31 julho 2011

O Alfa Pendular...

... envolto na neblina matinal de hoje, parecia levitar sobre a Ponte Maria Pia quando, ao passar na Ponte de S. João, o avistei da Ponte do Infante.


26 julho 2011

O elogio da mulher

O que têm em comum Guilhermina Suggia, Aurélia de Sousa, Dona Antónia Ferreira, Rosa Ramalho, Carolina Michaëlis, Joaquina da Conceição Gomes e Sophia de Mello Breyner Andresen? A condição feminina, o facto de serem notáveis e, de uma maneira ou de outra, estarem ligadas ao norte de Portugal.


Foram estes factores que levaram a uni-las num painel sem título mas que poderia chamar-se "O elogio da mulher", com 2,00m por 9,00m, exposto, como elemento decorativo, num restaurante, bar, loja e livraria, fundado por mulheres, o No feminino com , na Praça de Carlos Alberto, no Porto.

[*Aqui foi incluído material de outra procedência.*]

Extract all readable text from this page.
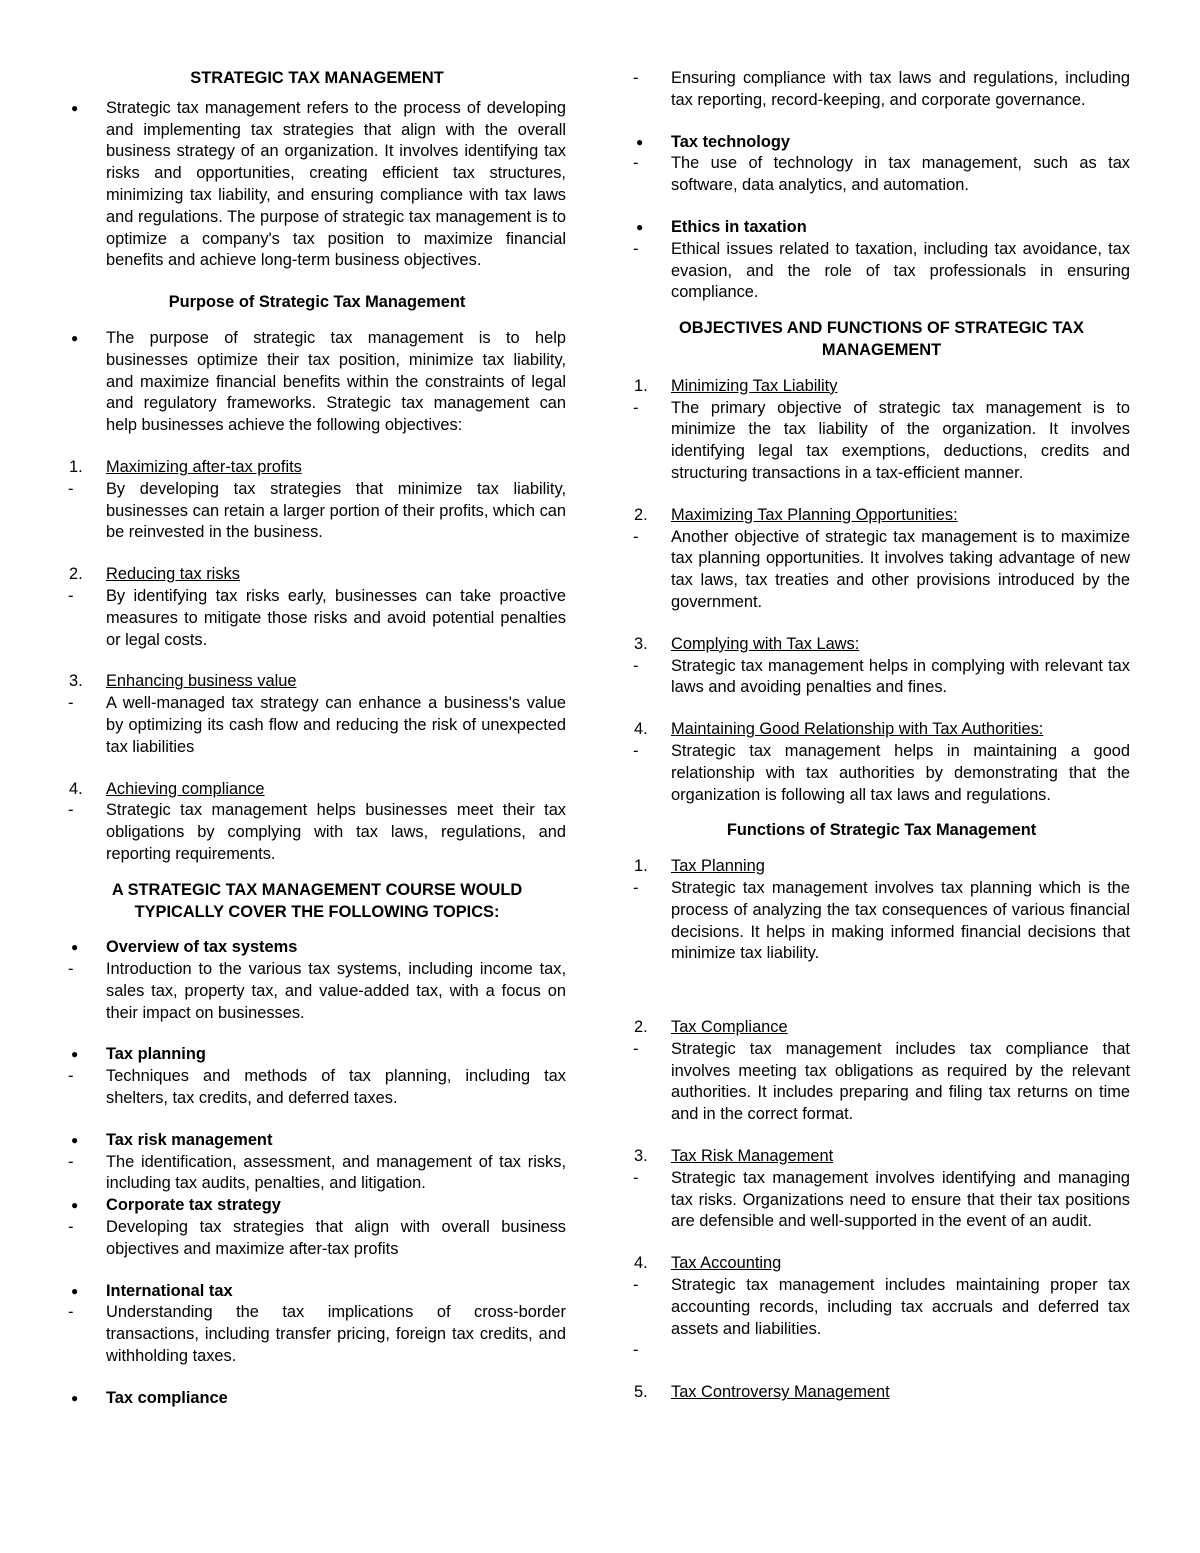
STRATEGIC TAX MANAGEMENT

●	Strategic tax management refers to the process of developing and implementing tax strategies that align with the overall business strategy of an organization. It involves identifying tax risks and opportunities, creating efficient tax structures, minimizing tax liability, and ensuring compliance with tax laws and regulations. The purpose of strategic tax management is to optimize a company's tax position to maximize financial benefits and achieve long-term business objectives.

Purpose of Strategic Tax Management

●	The purpose of strategic tax management is to help businesses optimize their tax position, minimize tax liability, and maximize financial benefits within the constraints of legal and regulatory frameworks. Strategic tax management can help businesses achieve the following objectives:
1.	Maximizing after-tax profits
-	By developing tax strategies that minimize tax liability, businesses can retain a larger portion of their profits, which can be reinvested in the business.
2.	Reducing tax risks
-	By identifying tax risks early, businesses can take proactive measures to mitigate those risks and avoid potential penalties or legal costs.
3.	Enhancing business value
-	A well-managed tax strategy can enhance a business's value by optimizing its cash flow and reducing the risk of unexpected tax liabilities
4.	Achieving compliance
-	Strategic tax management helps businesses meet their tax obligations by complying with tax laws, regulations, and reporting requirements.

A STRATEGIC TAX MANAGEMENT COURSE WOULD
TYPICALLY COVER THE FOLLOWING TOPICS:

●	Overview of tax systems
-	Introduction to the various tax systems, including income tax, sales tax, property tax, and value-added tax, with a focus on their impact on businesses.
●	Tax planning
-	Techniques and methods of tax planning, including tax shelters, tax credits, and deferred taxes.
●	Tax risk management
-	The identification, assessment, and management of tax risks, including tax audits, penalties, and litigation.
●	Corporate tax strategy
-	Developing tax strategies that align with overall business objectives and maximize after-tax profits
●	International tax
-	Understanding the tax implications of cross-border transactions, including transfer pricing, foreign tax credits, and withholding taxes.
●	Tax compliance
-	Ensuring compliance with tax laws and regulations, including tax reporting, record-keeping, and corporate governance.
●	Tax technology
-	The use of technology in tax management, such as tax software, data analytics, and automation.
●	Ethics in taxation
-	Ethical issues related to taxation, including tax avoidance, tax evasion, and the role of tax professionals in ensuring compliance.

OBJECTIVES AND FUNCTIONS OF STRATEGIC TAX
MANAGEMENT

1.	Minimizing Tax Liability
-	The primary objective of strategic tax management is to minimize the tax liability of the organization. It involves identifying legal tax exemptions, deductions, credits and structuring transactions in a tax-efficient manner.
2.	Maximizing Tax Planning Opportunities:
-	Another objective of strategic tax management is to maximize tax planning opportunities. It involves taking advantage of new tax laws, tax treaties and other provisions introduced by the government.
3.	Complying with Tax Laws:
-	Strategic tax management helps in complying with relevant tax laws and avoiding penalties and fines.
4.	Maintaining Good Relationship with Tax Authorities:
-	Strategic tax management helps in maintaining a good relationship with tax authorities by demonstrating that the organization is following all tax laws and regulations.

Functions of Strategic Tax Management

1.	Tax Planning
-	Strategic tax management involves tax planning which is the process of analyzing the tax consequences of various financial decisions. It helps in making informed financial decisions that minimize tax liability.
2.	Tax Compliance
-	Strategic tax management includes tax compliance that involves meeting tax obligations as required by the relevant authorities. It includes preparing and filing tax returns on time and in the correct format.
3.	Tax Risk Management
-	Strategic tax management involves identifying and managing tax risks. Organizations need to ensure that their tax positions are defensible and well-supported in the event of an audit.
4.	Tax Accounting
-	Strategic tax management includes maintaining proper tax accounting records, including tax accruals and deferred tax assets and liabilities.
-

5.	Tax Controversy Management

GUILHERMINA SUGGIA (1885-1950)
Distinguiu-se como violoncelista. Foi precoce. Aos sete anos fez a sua primeira apresentação pública; aos 13 era já a violoncelista principal da Orquestra da Cidade do Porto. Estudou em Leipzig, na Alemanha, viveu em Paris com Pablo Casals - de quem tinha sido aluna – e em Londres. Em 1924 regressou ao Porto. Guilhermina teve um sucesso absoluto no meio musical europeu. A sala principal da Casa da Música tem o seu nome em homenagem a esta mulher notável. E revolucionária também, no sentido em que contribuiu decisivamente para a abolição de um preconceito, o de que o instrumento que tocava era indecoroso para as mulheres.

AURÉLIA DE SOUSA (1866-1922)
A imagem que está no painel é de um auto-retrato inacabado de Aurélia de Sousa, pintado por volta de 1897. Segundo Raquel Henriques da Silva, sua biógrafa, o enorme laço de cetim preto que a pintora ostenta, contraria a discrição habitual dos seus adereços e, ao mesmo tempo, fragiliza o rosto da pintora com uma modernidade inovadora para as convenções oitocentistas da pose feminina. Aurélia, enquanto Arlequim, ter-se-á divertido, nesta cena de interior, com o espelho e o vestuário.
Filha de emigrantes - nasceu no Chile - veio para o Porto com a família aos três anos de idade. Entre 1898 e 1901 viveu em Paris. No Porto, na Quinta da China, diante do Rio Douro, realizou a maior parte das suas obras, marcadas pelo Naturalismo. Ainda segundo R.H.S., Aurélia de Sousa é uma das mais importantes personalidades artísticas dos anos de 1900. Uma boa parte da sua obra pode ser observada na Casa Museu Marta Ortigão Sampaio e no Museu Nacional de Soares dos Reis.

Dona ANTÓNIA FERREIRA (1811-1896)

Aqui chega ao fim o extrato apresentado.